The main risk of LLM is hallucination: the model can generate a response that sounds correct but is made up. If you ask it “how much balance do I have?”, an LLM without access to real data can fabricate a plausible number. That’s why the system prompt in the example includes “never make up balances or customer data”. It doesn’t eliminate the risk entirely, but it reduces it.
When to Use Each One
Traditional chatbot: Use it when questions always follow the same pattern. For example, a support menu with fixed options: “What do you need? 1. Check balance 2. Block card 3. Hours”.
Chatbot with LLM: Use it when users can ask in unexpected ways. For example, complex questions or those that mix multiple topics.
| Aspect | Traditional Chatbot | LLM Chatbot |
|---|---|---|
| Initial setup | High: you define each intent manually | Low: you write the system prompt |
| Cost per conversation | Very low | Depends on model and length |
| Questions off the script | Can’t respond | Responds with flexibility |
| Predictable responses | Yes, always the same fixed answer | No, they vary by context |
| Risk of making up data | No (hardcoded responses) | Yes, needs to be controlled |
| Maintenance | Add and edit intents | Adjust system prompt and test |
Choose traditional chatbot if:
- Responses are always the same (order status, hours, FAQs).
- The user follows a menu or predefined steps.
- You want to save costs and maximize predictability.
Choose chatbot with LLM if:
- Users ask varied or complex questions.
- A problem can be described in many different ways.
- You need flexibility in responses.
Examples:
-
Simple question: “What time do you close?” → Traditional chatbot. It has a fixed answer.
-
Complex question: “I bought a product that doesn’t work well. Can I return it if I only have half the packaging?” → LLM. It’s a specific situation that needs analysis.
Hybrid pattern: You can also combine the two. The chatbot tries to respond with intents. If it can’t, it passes the question to the LLM. This is common in production because you save costs: the LLM only steps in when you need it.
The downside is that you have to maintain two systems in parallel and synchronize when to switch from one to the other.

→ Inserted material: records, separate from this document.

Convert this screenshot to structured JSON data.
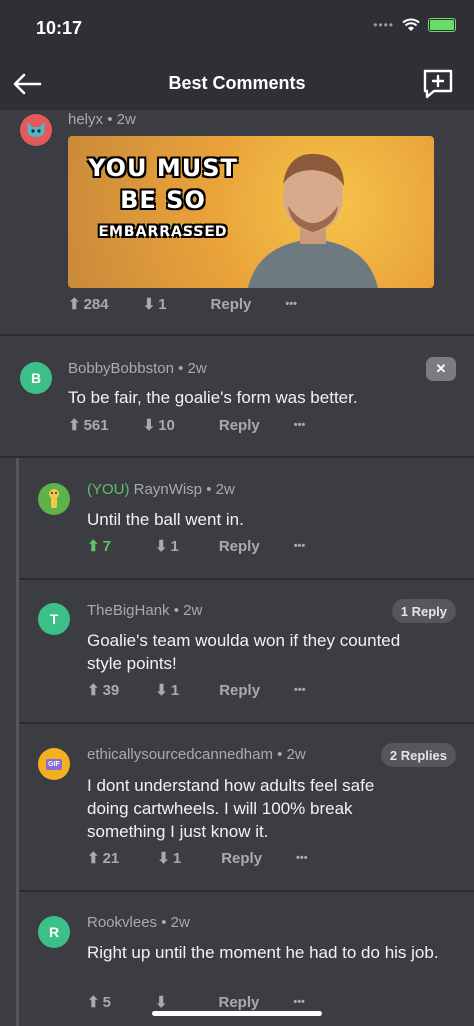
{
  "status_bar": {
    "time": "10:17"
  },
  "nav": {
    "title": "Best Comments"
  },
  "comments": [
    {
      "user": "helyx",
      "age": "2w",
      "gif_lines": [
        "YOU MUST",
        "BE SO",
        "EMBARRASSED"
      ],
      "upvotes": "284",
      "downvotes": "1",
      "reply_label": "Reply",
      "more": "•••"
    },
    {
      "user": "BobbyBobbston",
      "age": "2w",
      "avatar_letter": "B",
      "text": "To be fair, the goalie's form was better.",
      "upvotes": "561",
      "downvotes": "10",
      "reply_label": "Reply",
      "more": "•••",
      "close": "✕"
    },
    {
      "you_tag": "(YOU)",
      "user": "RaynWisp",
      "age": "2w",
      "text": "Until the ball went in.",
      "upvotes": "7",
      "downvotes": "1",
      "reply_label": "Reply",
      "more": "•••"
    },
    {
      "user": "TheBigHank",
      "age": "2w",
      "avatar_letter": "T",
      "replies": "1 Reply",
      "text": "Goalie's team woulda won if they counted style points!",
      "upvotes": "39",
      "downvotes": "1",
      "reply_label": "Reply",
      "more": "•••"
    },
    {
      "user": "ethicallysourcedcannedham",
      "age": "2w",
      "avatar_letter": "GIF",
      "replies": "2 Replies",
      "text": "I dont understand how adults feel safe doing cartwheels. I will 100% break something I just know it.",
      "upvotes": "21",
      "downvotes": "1",
      "reply_label": "Reply",
      "more": "•••"
    },
    {
      "user": "Rookvlees",
      "age": "2w",
      "avatar_letter": "R",
      "text": "Right up until the moment he had to do his job.",
      "upvotes": "5",
      "downvotes": "",
      "reply_label": "Reply",
      "more": "•••"
    }
  ],
  "colors": {
    "background": "#3c3d42",
    "header": "#2f3035",
    "upvote_active": "#5fc164",
    "avatar_teal": "#3dbf8a",
    "avatar_helyx": "#e25a5a",
    "avatar_raynwisp": "#5fb24a",
    "avatar_ethical": "#f2b01e"
  }
}
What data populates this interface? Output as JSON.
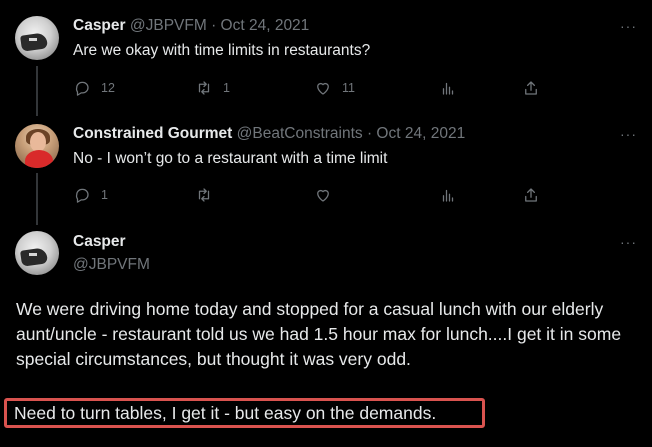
{
  "tweets": [
    {
      "name": "Casper",
      "handle": "@JBPVFM",
      "date": "· Oct 24, 2021",
      "text": "Are we okay with time limits in restaurants?",
      "reply_count": "12",
      "retweet_count": "1",
      "like_count": "11",
      "views_count": "",
      "more": "···"
    },
    {
      "name": "Constrained Gourmet",
      "handle": "@BeatConstraints",
      "date": "· Oct 24, 2021",
      "text": "No - I won’t go to a restaurant with a time limit",
      "reply_count": "1",
      "retweet_count": "",
      "like_count": "",
      "views_count": "",
      "more": "···"
    }
  ],
  "main_tweet": {
    "name": "Casper",
    "handle": "@JBPVFM",
    "more": "···",
    "paragraph1": "We were driving home today and stopped for a casual lunch with our elderly aunt/uncle - restaurant told us we had 1.5 hour max for lunch....I get it in some special circumstances, but thought it was very odd.",
    "paragraph2": "Need to turn tables, I get it - but easy on the demands."
  },
  "icons": {
    "reply": "reply-icon",
    "retweet": "retweet-icon",
    "like": "heart-icon",
    "views": "views-icon",
    "share": "share-icon"
  },
  "colors": {
    "background": "#000000",
    "text": "#e7e9ea",
    "muted": "#71767b",
    "highlight_border": "#d9534f"
  }
}
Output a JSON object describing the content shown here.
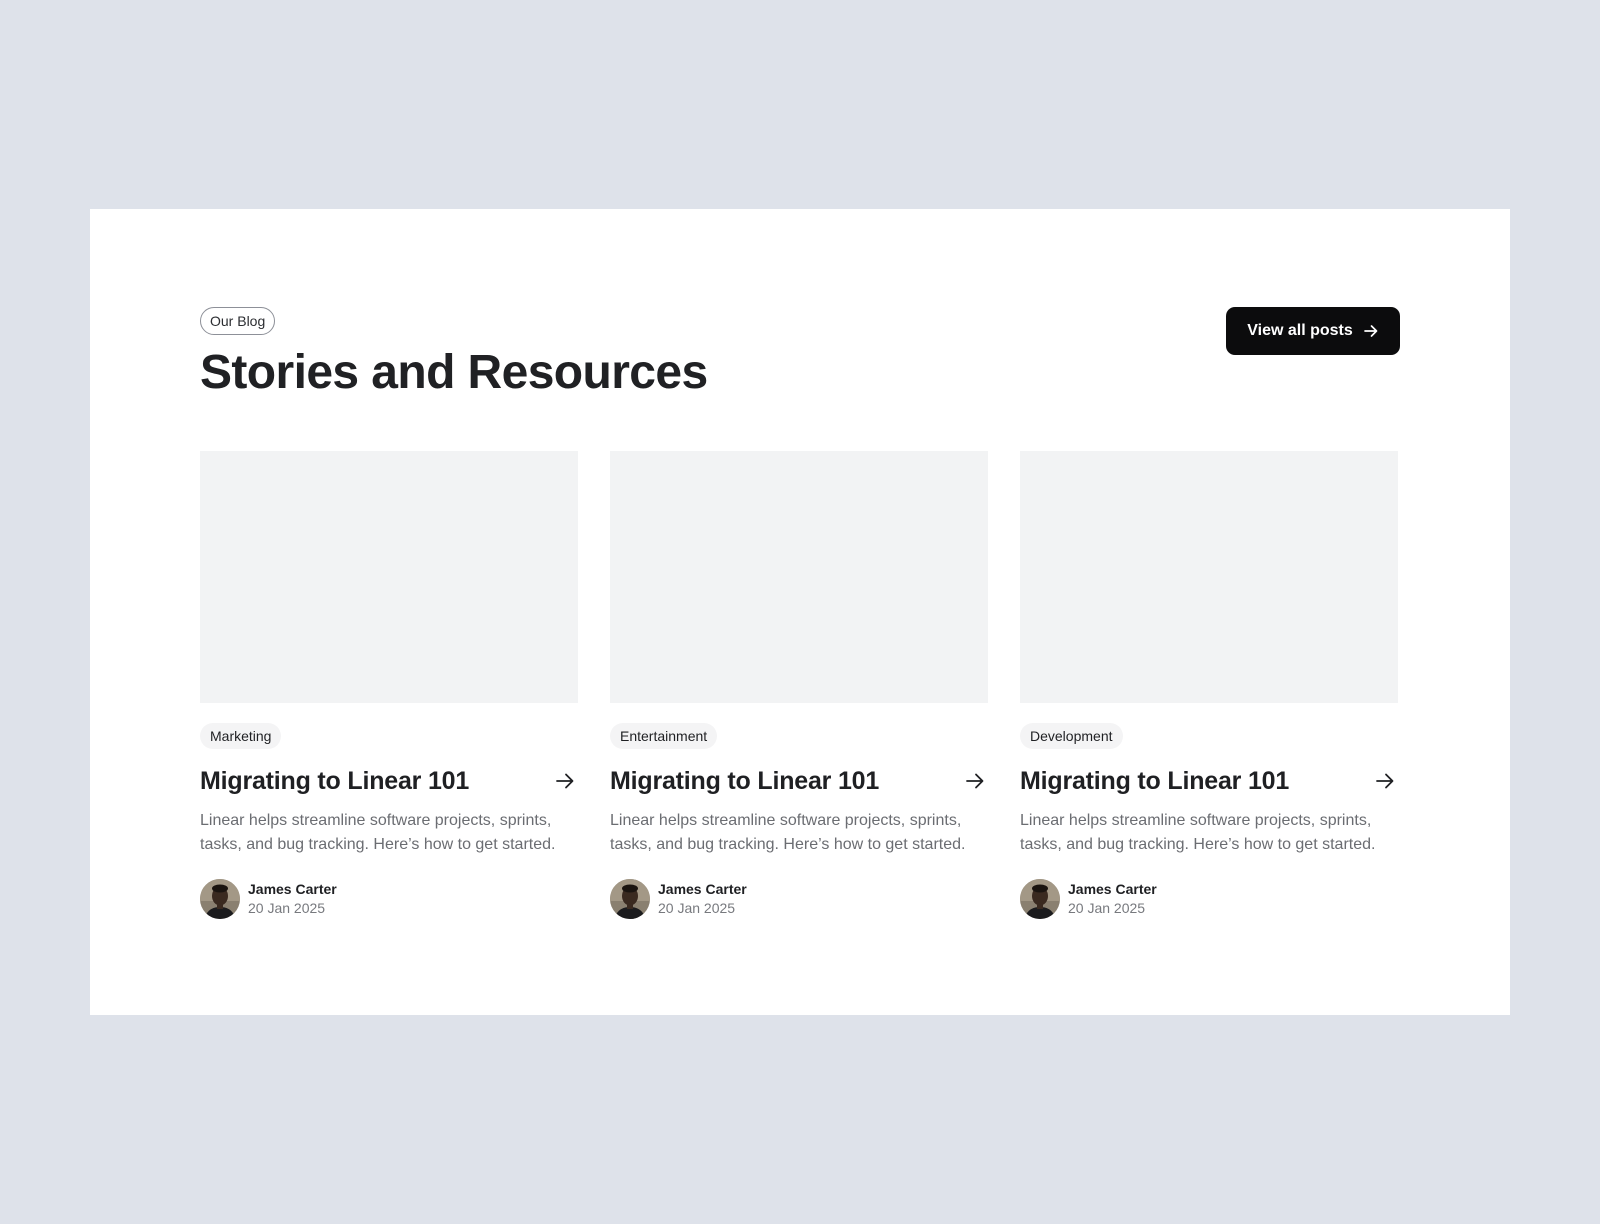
{
  "section": {
    "eyebrow": "Our Blog",
    "title": "Stories and Resources",
    "cta_label": "View all posts"
  },
  "posts": [
    {
      "category": "Marketing",
      "title": "Migrating to Linear 101",
      "excerpt": "Linear helps streamline software projects, sprints, tasks, and bug tracking. Here’s how to get started.",
      "author": "James Carter",
      "date": "20 Jan 2025"
    },
    {
      "category": "Entertainment",
      "title": "Migrating to Linear 101",
      "excerpt": "Linear helps streamline software projects, sprints, tasks, and bug tracking. Here’s how to get started.",
      "author": "James Carter",
      "date": "20 Jan 2025"
    },
    {
      "category": "Development",
      "title": "Migrating to Linear 101",
      "excerpt": "Linear helps streamline software projects, sprints, tasks, and bug tracking. Here’s how to get started.",
      "author": "James Carter",
      "date": "20 Jan 2025"
    }
  ],
  "icons": {
    "cta_icon": "arrow-right-icon",
    "post_link_icon": "arrow-right-icon",
    "avatar": "avatar-photo"
  },
  "colors": {
    "page_background": "#dee2ea",
    "panel_background": "#ffffff",
    "cta_background": "#0c0c0d",
    "thumbnail_placeholder": "#f2f3f4",
    "tag_background": "#f4f4f5",
    "body_text": "#6b6d72"
  }
}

If you want to dive deeper into how to write effective instructions for the LLM, the post on prompt engineering for developers covers the patterns most used in real projects.
Frequently Asked Questions
Is an LLM chatbot always better than a traditional one?

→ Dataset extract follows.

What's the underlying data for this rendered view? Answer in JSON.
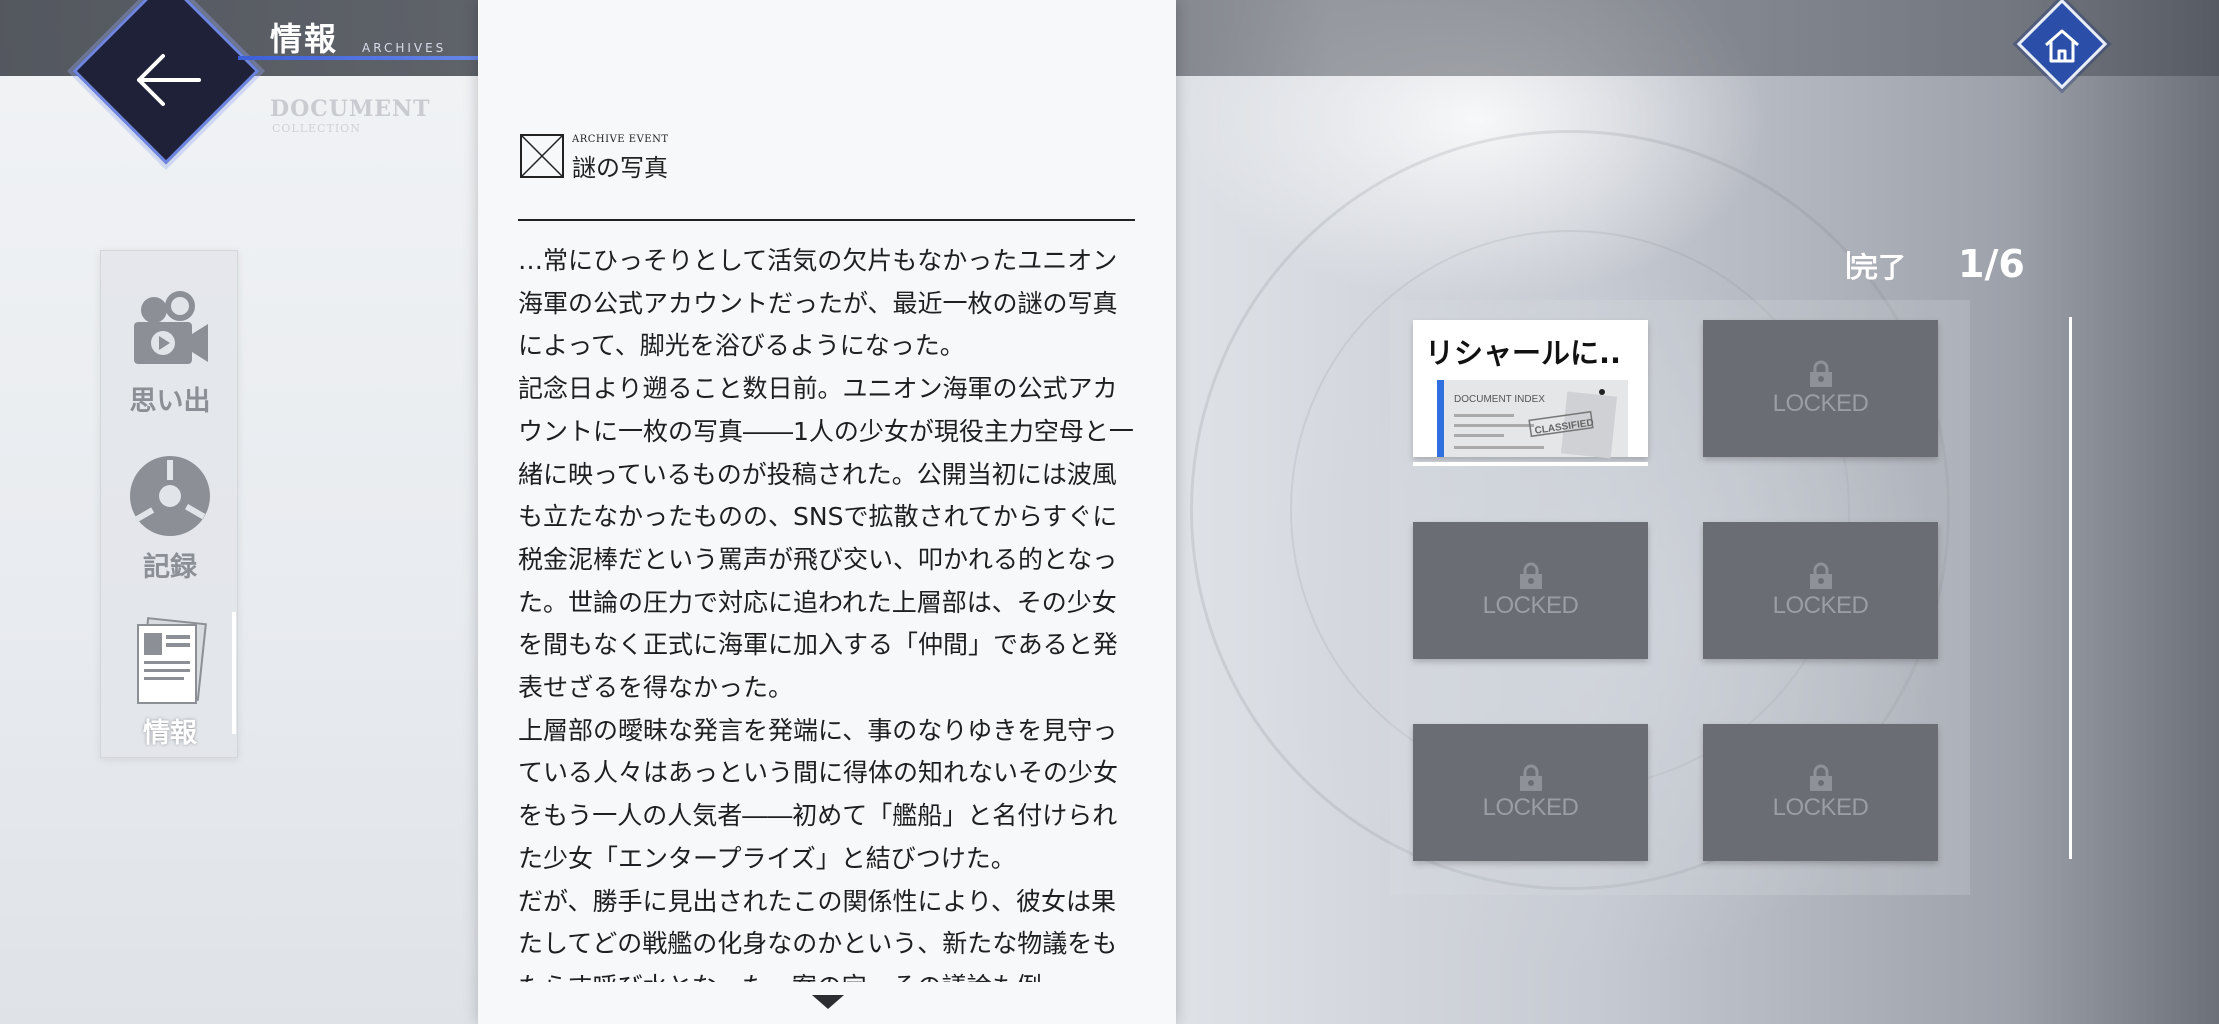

No. For closed and repeatable flows, the traditional chatbot is more controllable and cheaper to operate. Adding an LLM where it’s not needed just adds cost and complexity.
Can the LLM make up responses?
Yes, and it’s the main risk. Hallucinations occur when the model generates text that sounds plausible but doesn’t correspond to reality. The way to mitigate it is to be explicit in the system prompt about what data the model can and can’t provide. If you need real accuracy, you have to connect the chatbot to external data sources instead of relying on what the model remembers from its training.
Can I use both approaches together?
Yes. The most common pattern is to use an intent classifier for frequent questions and the LLM as a fallback for everything else. You get speed and low cost for what’s predictable, and flexibility for what’s not.
What if the user asks questions in multiple languages?
The traditional chatbot only works well in the languages for which you’ve defined example phrases in each intent. The LLM directly understands multiple languages without additional configuration, though it’s good to indicate in the system prompt what language the model should respond in.